Artificial intelligence has been used in various industries for a long time already, and its applications in dentistry are increasing, aiding operators in their daily clinical choices. The results of the present paper seem to prove once again the potential power of AI. Nevertheless, it is important to remember that AI can be a valid support as long as the final clinical decisions are reserved for dental professionals and its applications meet the principles stated in the WHO guidance [
16]. This analysis of the outcomes is extremely encouraging for AIT development.

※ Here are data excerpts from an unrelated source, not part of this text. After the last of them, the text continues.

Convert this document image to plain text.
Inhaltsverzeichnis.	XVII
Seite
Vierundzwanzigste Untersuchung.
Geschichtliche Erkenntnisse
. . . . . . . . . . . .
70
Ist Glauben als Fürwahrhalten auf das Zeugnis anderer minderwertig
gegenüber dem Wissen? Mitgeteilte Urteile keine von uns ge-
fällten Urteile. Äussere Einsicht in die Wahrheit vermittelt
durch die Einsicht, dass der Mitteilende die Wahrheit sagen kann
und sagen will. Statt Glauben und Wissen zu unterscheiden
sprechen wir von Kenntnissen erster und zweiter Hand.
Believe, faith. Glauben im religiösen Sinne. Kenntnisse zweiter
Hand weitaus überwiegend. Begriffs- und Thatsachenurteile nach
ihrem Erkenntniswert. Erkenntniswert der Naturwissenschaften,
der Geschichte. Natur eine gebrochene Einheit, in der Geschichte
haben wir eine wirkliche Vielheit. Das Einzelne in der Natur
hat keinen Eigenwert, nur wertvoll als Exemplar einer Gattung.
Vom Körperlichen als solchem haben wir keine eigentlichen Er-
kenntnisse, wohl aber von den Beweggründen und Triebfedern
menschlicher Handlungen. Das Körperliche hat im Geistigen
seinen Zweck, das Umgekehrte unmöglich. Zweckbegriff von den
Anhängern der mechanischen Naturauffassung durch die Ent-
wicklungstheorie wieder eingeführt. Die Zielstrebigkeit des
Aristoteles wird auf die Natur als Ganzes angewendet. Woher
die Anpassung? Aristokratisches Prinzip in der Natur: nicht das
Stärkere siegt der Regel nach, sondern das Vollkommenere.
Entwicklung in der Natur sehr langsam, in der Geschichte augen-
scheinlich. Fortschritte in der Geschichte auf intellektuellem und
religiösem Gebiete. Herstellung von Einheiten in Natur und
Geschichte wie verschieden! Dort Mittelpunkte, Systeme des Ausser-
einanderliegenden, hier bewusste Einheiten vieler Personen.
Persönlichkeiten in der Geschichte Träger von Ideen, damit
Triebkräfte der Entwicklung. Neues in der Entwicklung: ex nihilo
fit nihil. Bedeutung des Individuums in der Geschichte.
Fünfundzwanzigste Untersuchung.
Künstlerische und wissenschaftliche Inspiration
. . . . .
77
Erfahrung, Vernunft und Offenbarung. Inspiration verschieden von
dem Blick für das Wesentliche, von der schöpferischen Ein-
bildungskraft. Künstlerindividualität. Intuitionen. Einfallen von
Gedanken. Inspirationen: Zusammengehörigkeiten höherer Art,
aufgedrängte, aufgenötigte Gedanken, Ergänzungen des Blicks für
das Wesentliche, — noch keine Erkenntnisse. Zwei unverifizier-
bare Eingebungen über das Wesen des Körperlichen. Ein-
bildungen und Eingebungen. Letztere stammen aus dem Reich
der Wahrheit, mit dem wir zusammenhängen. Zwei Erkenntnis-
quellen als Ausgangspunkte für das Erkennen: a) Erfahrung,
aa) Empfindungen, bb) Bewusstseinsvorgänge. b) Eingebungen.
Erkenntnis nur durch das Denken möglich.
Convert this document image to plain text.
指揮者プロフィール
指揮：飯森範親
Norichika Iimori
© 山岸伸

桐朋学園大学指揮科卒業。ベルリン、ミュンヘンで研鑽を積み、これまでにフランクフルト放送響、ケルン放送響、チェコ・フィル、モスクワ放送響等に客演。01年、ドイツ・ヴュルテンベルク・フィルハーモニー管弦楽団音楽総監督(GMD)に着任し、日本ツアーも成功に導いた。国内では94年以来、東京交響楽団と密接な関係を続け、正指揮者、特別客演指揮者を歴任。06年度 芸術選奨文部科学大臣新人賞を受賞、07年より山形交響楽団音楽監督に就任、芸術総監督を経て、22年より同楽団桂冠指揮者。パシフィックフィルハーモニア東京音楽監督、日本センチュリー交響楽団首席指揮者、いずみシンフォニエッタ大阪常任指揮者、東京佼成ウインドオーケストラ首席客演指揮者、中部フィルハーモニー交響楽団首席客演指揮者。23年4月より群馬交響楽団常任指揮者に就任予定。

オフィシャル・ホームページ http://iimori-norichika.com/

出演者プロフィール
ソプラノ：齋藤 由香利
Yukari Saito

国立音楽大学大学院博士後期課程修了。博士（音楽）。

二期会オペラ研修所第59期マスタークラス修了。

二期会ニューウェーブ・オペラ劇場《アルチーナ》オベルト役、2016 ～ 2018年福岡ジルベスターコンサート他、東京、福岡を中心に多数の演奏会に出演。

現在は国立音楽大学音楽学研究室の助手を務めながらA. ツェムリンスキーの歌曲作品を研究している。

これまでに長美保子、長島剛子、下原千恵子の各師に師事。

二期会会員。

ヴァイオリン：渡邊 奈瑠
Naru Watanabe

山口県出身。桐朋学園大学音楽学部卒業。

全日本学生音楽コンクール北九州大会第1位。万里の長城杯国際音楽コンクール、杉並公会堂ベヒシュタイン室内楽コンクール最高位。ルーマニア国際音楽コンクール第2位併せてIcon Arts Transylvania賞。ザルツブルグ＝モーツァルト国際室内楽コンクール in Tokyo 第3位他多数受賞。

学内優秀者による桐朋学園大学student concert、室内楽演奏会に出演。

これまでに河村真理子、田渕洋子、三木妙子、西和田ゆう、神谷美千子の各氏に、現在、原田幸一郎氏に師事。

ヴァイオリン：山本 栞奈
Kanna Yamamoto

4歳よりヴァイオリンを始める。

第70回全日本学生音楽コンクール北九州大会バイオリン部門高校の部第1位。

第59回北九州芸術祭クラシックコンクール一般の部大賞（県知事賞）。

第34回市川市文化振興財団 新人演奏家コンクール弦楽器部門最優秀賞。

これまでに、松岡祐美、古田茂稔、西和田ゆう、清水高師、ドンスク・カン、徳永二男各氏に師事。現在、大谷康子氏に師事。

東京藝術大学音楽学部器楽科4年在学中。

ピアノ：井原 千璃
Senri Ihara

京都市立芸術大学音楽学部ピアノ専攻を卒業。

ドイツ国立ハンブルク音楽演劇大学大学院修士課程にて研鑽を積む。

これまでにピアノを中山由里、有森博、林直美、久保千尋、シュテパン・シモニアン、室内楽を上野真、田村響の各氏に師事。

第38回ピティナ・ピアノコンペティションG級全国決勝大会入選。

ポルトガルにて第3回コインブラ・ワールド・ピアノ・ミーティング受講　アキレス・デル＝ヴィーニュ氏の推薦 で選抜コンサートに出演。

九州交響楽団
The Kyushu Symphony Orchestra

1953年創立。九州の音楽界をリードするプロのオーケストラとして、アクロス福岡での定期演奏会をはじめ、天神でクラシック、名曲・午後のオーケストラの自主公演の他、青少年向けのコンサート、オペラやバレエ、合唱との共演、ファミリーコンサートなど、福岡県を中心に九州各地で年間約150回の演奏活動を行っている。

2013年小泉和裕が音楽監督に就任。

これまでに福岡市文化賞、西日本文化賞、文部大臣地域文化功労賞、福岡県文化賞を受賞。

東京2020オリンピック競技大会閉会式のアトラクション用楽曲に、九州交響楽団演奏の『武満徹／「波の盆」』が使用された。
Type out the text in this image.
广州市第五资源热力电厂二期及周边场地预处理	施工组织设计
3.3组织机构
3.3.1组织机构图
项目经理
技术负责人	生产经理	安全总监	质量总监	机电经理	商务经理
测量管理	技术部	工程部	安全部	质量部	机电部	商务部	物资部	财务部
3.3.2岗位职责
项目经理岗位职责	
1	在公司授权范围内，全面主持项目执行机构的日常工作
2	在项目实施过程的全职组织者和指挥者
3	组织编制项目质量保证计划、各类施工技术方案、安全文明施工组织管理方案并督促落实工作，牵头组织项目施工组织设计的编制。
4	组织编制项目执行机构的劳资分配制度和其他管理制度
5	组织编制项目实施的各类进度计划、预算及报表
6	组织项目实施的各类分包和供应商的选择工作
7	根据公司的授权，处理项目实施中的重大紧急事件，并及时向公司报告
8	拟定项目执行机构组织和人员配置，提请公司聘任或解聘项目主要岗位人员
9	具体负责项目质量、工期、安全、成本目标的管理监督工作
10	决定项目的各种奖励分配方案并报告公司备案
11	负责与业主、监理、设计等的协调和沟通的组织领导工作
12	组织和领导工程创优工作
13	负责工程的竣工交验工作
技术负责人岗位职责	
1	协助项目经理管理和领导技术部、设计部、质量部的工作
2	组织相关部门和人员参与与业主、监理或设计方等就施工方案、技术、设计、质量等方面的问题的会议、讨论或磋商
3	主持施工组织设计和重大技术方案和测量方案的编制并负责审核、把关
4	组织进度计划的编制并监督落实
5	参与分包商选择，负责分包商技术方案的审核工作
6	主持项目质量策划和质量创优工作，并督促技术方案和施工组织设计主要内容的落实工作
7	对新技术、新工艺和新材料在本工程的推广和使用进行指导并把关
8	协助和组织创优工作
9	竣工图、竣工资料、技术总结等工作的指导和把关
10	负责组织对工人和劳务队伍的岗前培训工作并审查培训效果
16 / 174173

This new tool seems to be able to evaluate the insertion torque curve trend with a very high level of precision and thus aids dentists in the very difficult decision of immediate loading feasibility. Furthermore, the small number of false positives leads to a very cautious approach to the suggestions provided by AIT, and this is extremely important, especially for immediately loaded single crowns. Clinical applications of the results could be particularly beneficial for unexperienced operators that want to approach immediate loading techniques, and the technology could also be a valid aid for dentists facing challenging clinical situations.